“The Time of Forgers” (Wagfalls Erbe), by Bettina Wohlfarth, translated from German by Elisabeth Landes, Liana Levi, 384 p., €23, digital €18.
Welcome to the fake factory. Its manufacture, its secrets, its trade… These are indeed the birth and the destiny of a great painter forger that the German journalist Bettina Wohlfarth, based in France and specialist in the art market, depicts here. At the root of this gripping story – published in Germany in 2019 and crowned best first novel at the Chambéry festival the following year –, a simple idea: the scammer is often himself a talented artist, a true enthusiast, but God knows where this inner fire can lead him if circumstances and history get involved…

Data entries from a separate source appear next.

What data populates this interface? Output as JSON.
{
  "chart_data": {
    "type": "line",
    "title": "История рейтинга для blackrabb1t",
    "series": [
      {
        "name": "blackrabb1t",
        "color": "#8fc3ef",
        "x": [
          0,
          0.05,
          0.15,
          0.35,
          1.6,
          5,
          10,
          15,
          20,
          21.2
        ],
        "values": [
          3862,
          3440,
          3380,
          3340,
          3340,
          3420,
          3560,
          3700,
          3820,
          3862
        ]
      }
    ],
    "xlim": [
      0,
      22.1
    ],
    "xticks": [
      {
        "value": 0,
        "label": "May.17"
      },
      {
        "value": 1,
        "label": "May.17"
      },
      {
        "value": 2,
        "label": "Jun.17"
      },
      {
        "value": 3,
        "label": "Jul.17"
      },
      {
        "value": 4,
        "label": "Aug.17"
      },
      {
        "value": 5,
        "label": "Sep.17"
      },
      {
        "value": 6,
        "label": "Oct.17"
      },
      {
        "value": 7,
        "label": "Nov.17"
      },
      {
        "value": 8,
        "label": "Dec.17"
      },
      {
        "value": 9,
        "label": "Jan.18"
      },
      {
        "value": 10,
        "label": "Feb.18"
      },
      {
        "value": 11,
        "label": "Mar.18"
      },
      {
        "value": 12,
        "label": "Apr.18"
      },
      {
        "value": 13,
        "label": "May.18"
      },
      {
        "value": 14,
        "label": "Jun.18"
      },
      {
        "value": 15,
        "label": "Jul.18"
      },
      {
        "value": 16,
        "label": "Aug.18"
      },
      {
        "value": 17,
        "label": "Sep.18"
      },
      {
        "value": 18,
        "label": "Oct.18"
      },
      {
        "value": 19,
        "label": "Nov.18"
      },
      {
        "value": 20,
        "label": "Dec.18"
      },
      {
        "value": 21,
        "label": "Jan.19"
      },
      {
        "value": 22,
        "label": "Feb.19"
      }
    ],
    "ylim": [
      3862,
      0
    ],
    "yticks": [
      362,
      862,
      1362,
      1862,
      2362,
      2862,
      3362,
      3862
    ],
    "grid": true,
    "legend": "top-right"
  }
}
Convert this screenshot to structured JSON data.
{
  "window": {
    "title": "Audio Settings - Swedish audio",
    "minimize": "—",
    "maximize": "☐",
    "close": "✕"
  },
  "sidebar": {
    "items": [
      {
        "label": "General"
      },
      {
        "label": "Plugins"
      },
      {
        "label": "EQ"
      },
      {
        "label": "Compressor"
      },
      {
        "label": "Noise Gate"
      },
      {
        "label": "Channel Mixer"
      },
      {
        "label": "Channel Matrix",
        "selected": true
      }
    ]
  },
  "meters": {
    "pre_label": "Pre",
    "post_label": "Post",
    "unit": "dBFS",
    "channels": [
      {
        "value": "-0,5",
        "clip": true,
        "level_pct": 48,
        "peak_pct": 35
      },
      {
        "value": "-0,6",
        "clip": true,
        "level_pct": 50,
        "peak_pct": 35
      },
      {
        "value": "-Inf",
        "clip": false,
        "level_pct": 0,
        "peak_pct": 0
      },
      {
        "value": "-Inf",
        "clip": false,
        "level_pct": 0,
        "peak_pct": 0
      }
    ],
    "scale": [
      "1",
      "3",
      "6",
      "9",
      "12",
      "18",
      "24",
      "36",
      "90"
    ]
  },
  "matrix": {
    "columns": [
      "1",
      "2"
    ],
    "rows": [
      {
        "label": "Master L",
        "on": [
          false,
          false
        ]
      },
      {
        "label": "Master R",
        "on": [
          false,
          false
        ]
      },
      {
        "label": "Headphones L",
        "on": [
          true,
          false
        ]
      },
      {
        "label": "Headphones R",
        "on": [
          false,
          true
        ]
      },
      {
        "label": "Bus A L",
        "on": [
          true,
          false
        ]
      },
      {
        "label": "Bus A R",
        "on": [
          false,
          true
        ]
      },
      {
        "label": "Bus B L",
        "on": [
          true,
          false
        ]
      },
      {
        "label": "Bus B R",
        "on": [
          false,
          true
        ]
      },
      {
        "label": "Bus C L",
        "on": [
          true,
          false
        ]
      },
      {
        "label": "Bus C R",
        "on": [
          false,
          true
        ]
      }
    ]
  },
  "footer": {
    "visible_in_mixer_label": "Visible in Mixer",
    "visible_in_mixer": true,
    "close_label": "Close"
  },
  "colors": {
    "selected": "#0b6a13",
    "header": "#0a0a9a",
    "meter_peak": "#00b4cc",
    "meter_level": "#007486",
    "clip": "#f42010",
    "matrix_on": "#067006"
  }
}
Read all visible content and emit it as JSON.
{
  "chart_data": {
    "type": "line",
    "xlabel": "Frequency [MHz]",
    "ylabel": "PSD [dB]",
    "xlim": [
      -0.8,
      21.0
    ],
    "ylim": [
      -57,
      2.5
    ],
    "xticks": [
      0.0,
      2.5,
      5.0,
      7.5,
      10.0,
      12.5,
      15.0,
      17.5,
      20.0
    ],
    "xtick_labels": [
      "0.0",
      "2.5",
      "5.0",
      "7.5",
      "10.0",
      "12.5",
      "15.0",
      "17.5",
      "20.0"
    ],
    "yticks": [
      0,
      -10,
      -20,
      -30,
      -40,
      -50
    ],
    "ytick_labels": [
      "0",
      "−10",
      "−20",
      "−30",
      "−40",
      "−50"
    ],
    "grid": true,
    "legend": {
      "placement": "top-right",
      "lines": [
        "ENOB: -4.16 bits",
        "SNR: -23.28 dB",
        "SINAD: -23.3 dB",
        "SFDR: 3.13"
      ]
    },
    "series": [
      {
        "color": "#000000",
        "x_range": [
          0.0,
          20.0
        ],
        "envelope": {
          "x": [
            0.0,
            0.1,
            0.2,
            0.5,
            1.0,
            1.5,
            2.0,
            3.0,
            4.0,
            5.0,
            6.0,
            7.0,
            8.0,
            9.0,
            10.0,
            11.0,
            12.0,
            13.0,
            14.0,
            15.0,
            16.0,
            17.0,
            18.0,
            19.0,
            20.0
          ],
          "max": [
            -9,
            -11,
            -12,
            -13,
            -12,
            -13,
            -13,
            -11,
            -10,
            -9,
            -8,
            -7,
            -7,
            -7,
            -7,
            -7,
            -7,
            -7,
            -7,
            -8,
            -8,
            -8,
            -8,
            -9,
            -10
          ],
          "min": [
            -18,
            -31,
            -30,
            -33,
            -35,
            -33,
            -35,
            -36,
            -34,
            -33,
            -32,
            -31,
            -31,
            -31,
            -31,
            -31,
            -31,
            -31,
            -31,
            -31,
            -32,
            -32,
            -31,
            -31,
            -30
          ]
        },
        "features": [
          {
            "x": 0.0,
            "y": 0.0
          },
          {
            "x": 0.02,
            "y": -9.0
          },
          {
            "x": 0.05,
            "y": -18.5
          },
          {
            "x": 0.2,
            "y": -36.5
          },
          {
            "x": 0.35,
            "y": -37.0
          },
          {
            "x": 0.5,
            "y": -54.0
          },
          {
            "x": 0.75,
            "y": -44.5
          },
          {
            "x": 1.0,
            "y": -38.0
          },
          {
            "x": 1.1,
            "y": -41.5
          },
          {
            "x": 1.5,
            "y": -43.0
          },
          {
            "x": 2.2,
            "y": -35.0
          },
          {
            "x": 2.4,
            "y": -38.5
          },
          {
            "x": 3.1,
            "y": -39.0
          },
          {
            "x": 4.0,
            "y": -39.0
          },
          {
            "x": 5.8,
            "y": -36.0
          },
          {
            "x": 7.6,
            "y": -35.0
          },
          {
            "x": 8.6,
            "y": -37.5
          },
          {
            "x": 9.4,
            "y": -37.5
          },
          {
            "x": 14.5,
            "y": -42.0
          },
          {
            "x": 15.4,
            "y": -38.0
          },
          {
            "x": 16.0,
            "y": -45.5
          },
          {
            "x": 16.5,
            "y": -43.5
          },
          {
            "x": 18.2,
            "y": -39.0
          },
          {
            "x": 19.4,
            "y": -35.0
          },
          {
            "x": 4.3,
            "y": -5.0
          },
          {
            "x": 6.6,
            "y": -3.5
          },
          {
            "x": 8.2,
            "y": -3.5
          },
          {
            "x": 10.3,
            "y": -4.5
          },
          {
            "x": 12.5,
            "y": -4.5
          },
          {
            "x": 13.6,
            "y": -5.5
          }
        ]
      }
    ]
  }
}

From talented copyist to authentic forger
This is what the protagonist, a certain Viktor Wagfall, learns the hard way. Poor boy this Viktor, whose real first name is in reality Viktor Emanuel and who, in the years 1920-1930, does not support either this royal surname, nor the expectations that his bourgeois family places on him. To escape this burden and slip into someone else’s shoes – duplicity, already! –, the child invents an avatar, Isidor, to which he “delegate” especially his lifelong passion: painting. Because, under his tidy exterior, Viktor-Isidor indeed lives only for art. “The scents of paper, slate, chalk, charcoal” intoxicate him. The pigments transport it to “the depths of his self”. As soon as he comes across a new image, he studies it, analyzes it, copies it with intoxication. And the sign: Isidor Schweig.
Fast forward… In Paris, shortly before the Second World War, Isidor frequented Pablo Picasso and Pierre Bonnard. He perfected his art to the point of counterfeiting the French masters of the 19th century.e century. Delivered to a gallery owner and presented, if necessary, as originals, his canvases flow without difficulty. From a talented copyist, Isidor gradually became an authentic forger. As for Viktor, he led the life of a German officer in Paris during the Occupation. And it is this double life that allows Viktor-Isidor to observe from the inside the trafficking of works of art (real and false) orchestrated by the Nazi power, as well as the systematic spoliation of collections belonging to Jews. .
Fast forward again… When, years later, Viktor’s daughter, Karolin, discovers the pot of roses in her father’s notebooks, she embarks on the footsteps of Viktor-Isidor with more than ambivalent feelings.